(c) South China Morning Post
February 20, 2019
Hong Kong’s Labour Tribunal will for the first time allow a former domestic worker to appear in court via video link, in what a charity called a landmark decision that paves the way for migrant workers to pursue claims from abroad.
At a hearing on Tuesday afternoon, the tribunal, which handles monetary disputes between companies and employees, granted permission for Mallorca Domingo to appear on September 16 from the Philippines, according to Justice Without Borders.
While conference calling is sometimes used in trials at the High Court and District Court, the practice has not been used by the tribunal.
A spokesman for the judiciary said whether a person would be allowed to give evidence by way of a live television link from a place outside Hong Kong was the decision of the court or tribunal concerned.
All previous cases have required the claimant to be physically present at the tribunal in Yau Ma Tei.
The precondition meant many had to forgo their claims if they returned home, or were forced to stay unemployed in the city if they chose to pursue them, Justice Without Borders said.
The group, which has been helping Domingo and other migrant workers with cross-border claims, hailed the victory.
“Today’s landmark decision gives workers real hope they can pursue justice for common employment violations, even after they leave the city,” it said.
“Claimants can now go on with their lives without giving up their right to access justice. It also means bad employers cannot escape responsibility by dragging their feet until their former employees go home.”
The group added it had set a clear precedent for future cases involving the 369,000 foreign domestic workers employed in Hong Kong.
Domingo first launched her claim against her former boss, Ng Mei-shuen, in October 2016, alleging she had been slapped by Ng and dismissed without proper grounds in September that year.
The worker lodged a claim for HK$85,900 (US$10,950) to cover lost wages and the cost of travel between the Philippines and Hong Kong.
Domingo requested she appear via a video conference call because she had to tend to her sick mother, who was suffering from lung cancer in the Philippines.

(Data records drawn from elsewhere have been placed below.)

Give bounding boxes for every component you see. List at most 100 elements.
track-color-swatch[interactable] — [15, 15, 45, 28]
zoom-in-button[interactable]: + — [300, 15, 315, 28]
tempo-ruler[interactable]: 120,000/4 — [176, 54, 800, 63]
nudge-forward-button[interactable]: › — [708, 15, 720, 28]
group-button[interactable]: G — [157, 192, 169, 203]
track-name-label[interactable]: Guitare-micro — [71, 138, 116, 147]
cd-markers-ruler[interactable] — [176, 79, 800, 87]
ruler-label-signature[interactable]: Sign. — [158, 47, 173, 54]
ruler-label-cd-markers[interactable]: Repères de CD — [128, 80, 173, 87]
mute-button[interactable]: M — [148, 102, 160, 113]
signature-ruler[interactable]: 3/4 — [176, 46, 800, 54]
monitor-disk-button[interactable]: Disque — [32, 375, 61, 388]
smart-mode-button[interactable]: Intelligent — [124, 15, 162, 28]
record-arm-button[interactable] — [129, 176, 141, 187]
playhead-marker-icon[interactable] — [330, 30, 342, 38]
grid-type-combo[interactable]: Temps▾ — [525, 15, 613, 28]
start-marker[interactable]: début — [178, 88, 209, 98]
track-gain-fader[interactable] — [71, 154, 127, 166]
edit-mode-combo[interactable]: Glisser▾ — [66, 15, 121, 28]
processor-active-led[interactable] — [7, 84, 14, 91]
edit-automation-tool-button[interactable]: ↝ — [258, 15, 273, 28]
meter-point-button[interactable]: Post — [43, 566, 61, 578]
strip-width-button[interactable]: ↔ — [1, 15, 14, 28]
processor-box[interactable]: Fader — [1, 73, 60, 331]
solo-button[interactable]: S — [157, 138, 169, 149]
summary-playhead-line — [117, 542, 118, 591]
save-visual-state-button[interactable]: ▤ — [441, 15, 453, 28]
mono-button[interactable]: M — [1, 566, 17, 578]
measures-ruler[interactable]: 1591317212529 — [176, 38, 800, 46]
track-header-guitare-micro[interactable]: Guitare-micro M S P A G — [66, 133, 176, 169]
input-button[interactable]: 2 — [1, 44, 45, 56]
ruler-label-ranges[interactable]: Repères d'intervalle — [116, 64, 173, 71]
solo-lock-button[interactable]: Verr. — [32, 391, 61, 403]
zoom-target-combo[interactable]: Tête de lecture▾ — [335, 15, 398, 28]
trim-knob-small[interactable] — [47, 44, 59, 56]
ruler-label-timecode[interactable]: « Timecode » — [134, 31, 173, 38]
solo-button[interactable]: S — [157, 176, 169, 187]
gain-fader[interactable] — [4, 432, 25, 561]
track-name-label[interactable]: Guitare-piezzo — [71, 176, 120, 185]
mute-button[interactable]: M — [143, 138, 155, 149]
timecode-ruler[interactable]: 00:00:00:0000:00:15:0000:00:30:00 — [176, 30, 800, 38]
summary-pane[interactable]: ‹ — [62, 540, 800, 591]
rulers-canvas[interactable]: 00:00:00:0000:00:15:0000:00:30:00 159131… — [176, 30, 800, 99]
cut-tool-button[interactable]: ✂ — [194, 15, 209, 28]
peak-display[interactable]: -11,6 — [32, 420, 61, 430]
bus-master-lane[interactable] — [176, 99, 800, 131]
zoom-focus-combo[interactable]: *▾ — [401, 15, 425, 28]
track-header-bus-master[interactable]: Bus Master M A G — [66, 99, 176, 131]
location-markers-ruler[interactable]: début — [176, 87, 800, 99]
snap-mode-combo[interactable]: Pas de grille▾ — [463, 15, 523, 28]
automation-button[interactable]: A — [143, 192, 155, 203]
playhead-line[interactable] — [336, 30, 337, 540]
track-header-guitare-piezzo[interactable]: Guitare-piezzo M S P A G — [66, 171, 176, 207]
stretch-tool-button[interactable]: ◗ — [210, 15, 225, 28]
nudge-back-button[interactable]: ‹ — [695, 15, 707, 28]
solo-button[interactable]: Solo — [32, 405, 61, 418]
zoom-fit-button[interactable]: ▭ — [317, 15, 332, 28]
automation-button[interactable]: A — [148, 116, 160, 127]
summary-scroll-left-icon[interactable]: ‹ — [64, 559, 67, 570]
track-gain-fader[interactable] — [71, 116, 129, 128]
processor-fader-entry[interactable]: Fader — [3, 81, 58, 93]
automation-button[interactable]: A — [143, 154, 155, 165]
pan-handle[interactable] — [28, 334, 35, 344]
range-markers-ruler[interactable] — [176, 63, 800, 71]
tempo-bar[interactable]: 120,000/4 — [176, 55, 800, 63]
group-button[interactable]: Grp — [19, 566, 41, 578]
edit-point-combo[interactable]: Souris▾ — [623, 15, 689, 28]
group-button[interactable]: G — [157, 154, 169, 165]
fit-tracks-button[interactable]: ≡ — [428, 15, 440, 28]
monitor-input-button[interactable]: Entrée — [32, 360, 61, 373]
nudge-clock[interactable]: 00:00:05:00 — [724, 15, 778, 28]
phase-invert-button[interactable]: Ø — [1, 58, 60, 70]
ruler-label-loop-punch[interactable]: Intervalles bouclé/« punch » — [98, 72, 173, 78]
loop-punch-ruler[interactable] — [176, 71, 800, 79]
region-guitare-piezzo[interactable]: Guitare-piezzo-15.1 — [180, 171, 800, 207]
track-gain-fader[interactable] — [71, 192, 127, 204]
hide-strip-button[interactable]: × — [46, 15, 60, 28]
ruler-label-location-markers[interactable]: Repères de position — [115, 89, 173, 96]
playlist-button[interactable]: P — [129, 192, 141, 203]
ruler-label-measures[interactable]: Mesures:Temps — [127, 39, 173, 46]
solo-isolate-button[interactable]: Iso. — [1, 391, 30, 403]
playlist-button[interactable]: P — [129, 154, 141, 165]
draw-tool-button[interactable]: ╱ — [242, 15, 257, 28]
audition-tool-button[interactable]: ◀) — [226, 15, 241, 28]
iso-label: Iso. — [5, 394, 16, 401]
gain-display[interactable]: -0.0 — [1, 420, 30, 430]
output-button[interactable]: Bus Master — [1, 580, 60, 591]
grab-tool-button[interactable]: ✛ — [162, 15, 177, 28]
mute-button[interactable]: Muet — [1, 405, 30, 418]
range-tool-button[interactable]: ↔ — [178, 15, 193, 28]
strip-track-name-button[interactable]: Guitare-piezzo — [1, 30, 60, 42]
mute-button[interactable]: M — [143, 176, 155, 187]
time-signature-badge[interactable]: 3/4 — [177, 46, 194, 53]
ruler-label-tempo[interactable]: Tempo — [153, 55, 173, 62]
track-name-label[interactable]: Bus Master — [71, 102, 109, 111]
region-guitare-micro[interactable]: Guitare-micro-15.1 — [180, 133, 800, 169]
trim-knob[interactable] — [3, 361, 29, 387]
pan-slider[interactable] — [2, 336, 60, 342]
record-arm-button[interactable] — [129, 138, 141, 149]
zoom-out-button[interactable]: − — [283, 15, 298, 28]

The worker also said she could not afford to return to the city.
The request was initially shot down by the tribunal in March 2017, before a High Court ruling last June ordered a different presiding officer at the lower court to reconsider Domingo’s case.

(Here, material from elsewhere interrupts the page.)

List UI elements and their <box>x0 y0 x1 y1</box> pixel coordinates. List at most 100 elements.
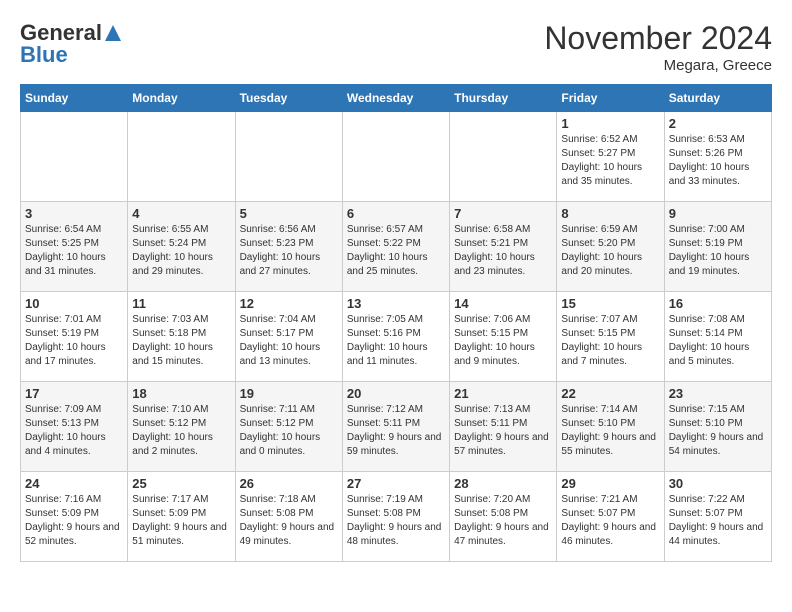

The officer, Timon Shum Kei-leong, on Tuesday also approved a request by Domingo to have a trade union officer represent her at the hearing in September.
Domingo will join via video for only one day as she cannot take leave for longer without losing her job. The union representative will handle the remainder of the proceedings, the group said.
According to the government, there were 369,651 domestic helpers employed in Hong Kong in 2017. About half were from the Philippines, while the remainder were from Indonesia, Thailand and other Southeast Asian countries.
Victor Wong Hon-leung, an organising secretary of the Hong Kong Federation of Asian Domestic Workers Unions, welcomed the tribunal’s decision.
“It is a big leap forward in protecting migrant workers’ rights,” Wong said.
“It’s quite common in Hong Kong that foreign domestic workers are forced to give up on suing or claiming damages from their employer or agency because they can’t afford to stay in the city without a job for the hearings, which can easily last more than a year.”
Betty Yung Ma Shan-yee, chairwoman of the Employers of Domestic Helpers Association, said the governments of Hong Kong and relevant foreign countries must come up with an arrangement to guarantee the reliability of video links.
“If a foreign domestic worker is allowed to take part in a hearing via video, the process must be conducted under the supervision of the court or the government in that country,” Yung said.
“If that can be guaranteed through an official agreement, we welcome such use of technology, because a domestic worker could then return home after a case is lodged instead of staying in Hong Kong and risking becoming an illegal labourer.”
This article appeared in the South China Morning Post print edition as: ‘Landmark’ decision on video link.